Rocky View County Council Oct. 1 approved the County Plan but asked administration to develop a process through which changes can be proposed leading up to a critically important one-year review.

Council adopted only a few changes to the Plan, which was heavily criticized by a broad spectrum of stakeholders, including residents, farmer and ranchers, after it was made public earlier this year. Instead, Council decided to wait for the one-year review to explore substantive changes to the document that will guide County direction and development.

The County Plan replaces the Municipal Development plan adopted in 1998 and overturns direction established in the formerly approved Growth Management Strategy.

The minor changes endorsed Oct. 1 include:

· The addition of four Highway Business Areas to maps;

· West Balzac identified as a full service hamlet;

· The addition of communities based on conservation design principles.

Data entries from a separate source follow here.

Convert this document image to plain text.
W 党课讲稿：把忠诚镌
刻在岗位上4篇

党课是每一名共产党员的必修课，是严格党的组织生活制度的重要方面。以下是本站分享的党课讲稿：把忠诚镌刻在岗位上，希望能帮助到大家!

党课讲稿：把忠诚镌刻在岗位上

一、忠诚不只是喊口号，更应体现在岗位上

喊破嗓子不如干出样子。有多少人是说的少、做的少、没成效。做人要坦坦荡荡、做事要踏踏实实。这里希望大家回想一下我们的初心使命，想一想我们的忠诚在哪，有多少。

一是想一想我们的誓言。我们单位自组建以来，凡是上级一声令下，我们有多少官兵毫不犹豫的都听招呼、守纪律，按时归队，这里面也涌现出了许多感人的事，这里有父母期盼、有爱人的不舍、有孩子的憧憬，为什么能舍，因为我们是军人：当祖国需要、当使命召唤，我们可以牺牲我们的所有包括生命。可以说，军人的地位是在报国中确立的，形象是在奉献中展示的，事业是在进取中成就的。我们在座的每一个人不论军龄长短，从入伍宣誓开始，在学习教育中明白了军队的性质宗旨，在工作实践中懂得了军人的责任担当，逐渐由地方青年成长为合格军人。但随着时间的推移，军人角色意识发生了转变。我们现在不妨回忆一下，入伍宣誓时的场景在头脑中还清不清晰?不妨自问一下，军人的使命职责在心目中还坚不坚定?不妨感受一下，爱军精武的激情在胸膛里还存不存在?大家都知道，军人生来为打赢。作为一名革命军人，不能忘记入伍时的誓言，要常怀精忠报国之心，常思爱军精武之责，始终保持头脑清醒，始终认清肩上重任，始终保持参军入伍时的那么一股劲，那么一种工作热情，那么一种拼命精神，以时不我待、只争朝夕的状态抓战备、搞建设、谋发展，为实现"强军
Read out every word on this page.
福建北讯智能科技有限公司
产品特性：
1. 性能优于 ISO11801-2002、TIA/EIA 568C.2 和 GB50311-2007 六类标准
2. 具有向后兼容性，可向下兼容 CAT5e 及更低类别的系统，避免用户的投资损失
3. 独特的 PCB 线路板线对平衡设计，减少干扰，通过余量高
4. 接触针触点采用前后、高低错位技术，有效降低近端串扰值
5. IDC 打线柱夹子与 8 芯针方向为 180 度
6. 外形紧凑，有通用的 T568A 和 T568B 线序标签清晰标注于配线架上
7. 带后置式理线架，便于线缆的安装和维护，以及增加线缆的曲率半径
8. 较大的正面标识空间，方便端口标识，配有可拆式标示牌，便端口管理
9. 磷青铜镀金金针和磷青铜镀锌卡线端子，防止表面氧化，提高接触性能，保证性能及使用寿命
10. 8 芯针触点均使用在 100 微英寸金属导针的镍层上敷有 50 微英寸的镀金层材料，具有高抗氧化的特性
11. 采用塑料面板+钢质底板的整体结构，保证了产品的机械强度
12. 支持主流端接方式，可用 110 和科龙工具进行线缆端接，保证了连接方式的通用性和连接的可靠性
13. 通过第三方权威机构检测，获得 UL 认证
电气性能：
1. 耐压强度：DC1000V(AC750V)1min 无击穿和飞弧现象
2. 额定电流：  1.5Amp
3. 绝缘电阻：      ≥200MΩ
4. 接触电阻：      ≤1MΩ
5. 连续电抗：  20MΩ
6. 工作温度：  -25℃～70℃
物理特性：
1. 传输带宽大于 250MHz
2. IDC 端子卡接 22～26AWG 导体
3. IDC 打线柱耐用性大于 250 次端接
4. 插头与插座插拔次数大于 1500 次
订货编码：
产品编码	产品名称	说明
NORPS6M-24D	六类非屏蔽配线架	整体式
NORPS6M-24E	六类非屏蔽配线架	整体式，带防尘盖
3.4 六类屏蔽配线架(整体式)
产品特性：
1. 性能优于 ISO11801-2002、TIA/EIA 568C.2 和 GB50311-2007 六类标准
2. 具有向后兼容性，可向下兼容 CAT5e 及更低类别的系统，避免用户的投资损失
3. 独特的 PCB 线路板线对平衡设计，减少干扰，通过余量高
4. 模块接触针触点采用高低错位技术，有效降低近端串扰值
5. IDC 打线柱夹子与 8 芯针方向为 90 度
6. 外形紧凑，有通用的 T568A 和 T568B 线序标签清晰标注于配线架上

At an earlier meeting Sept. 10, Council rejected any significant changes to the County Plan when it met to review input from the more than 130 submissions put forward by residents and stakeholders in letters and during two days of public hearings.

Major amendments proposed by several councillors for further consideration were in most cases defeated by 5-4 vote.  Several councillors argued important amendments should be looked at during a one year review once Rocky View County has test driven the Plan which reduces growth to less than half what was previously approved.

The County Plan will guide development for the next 10 to 12 years and have tremendous impact on land values and quality of life. Dozens of participants at the Public Hearings had warned the Plan was shaped by the overwhelming participation of acreage owners from only two small parts of the County.

Many expressed concern that it lacked flexibility, locked in the past, would harm land values, impact taxes and would not provide for the range of housing options sought by future consumers, including seniors and young families.

One group that was deeply concerned during the hearings were ranchers and farmers, who have seen their land values chopped in approximately half in recent years.

At the Sept. 10 meeting, many people in the audience were disappointed that Council decided to reject its previously approved growth strategy of six per cent of regional population reducing it to a maximum of 2.5 per cent of regional growth. They are also concerned it directs growth to areas where people are not interested in living.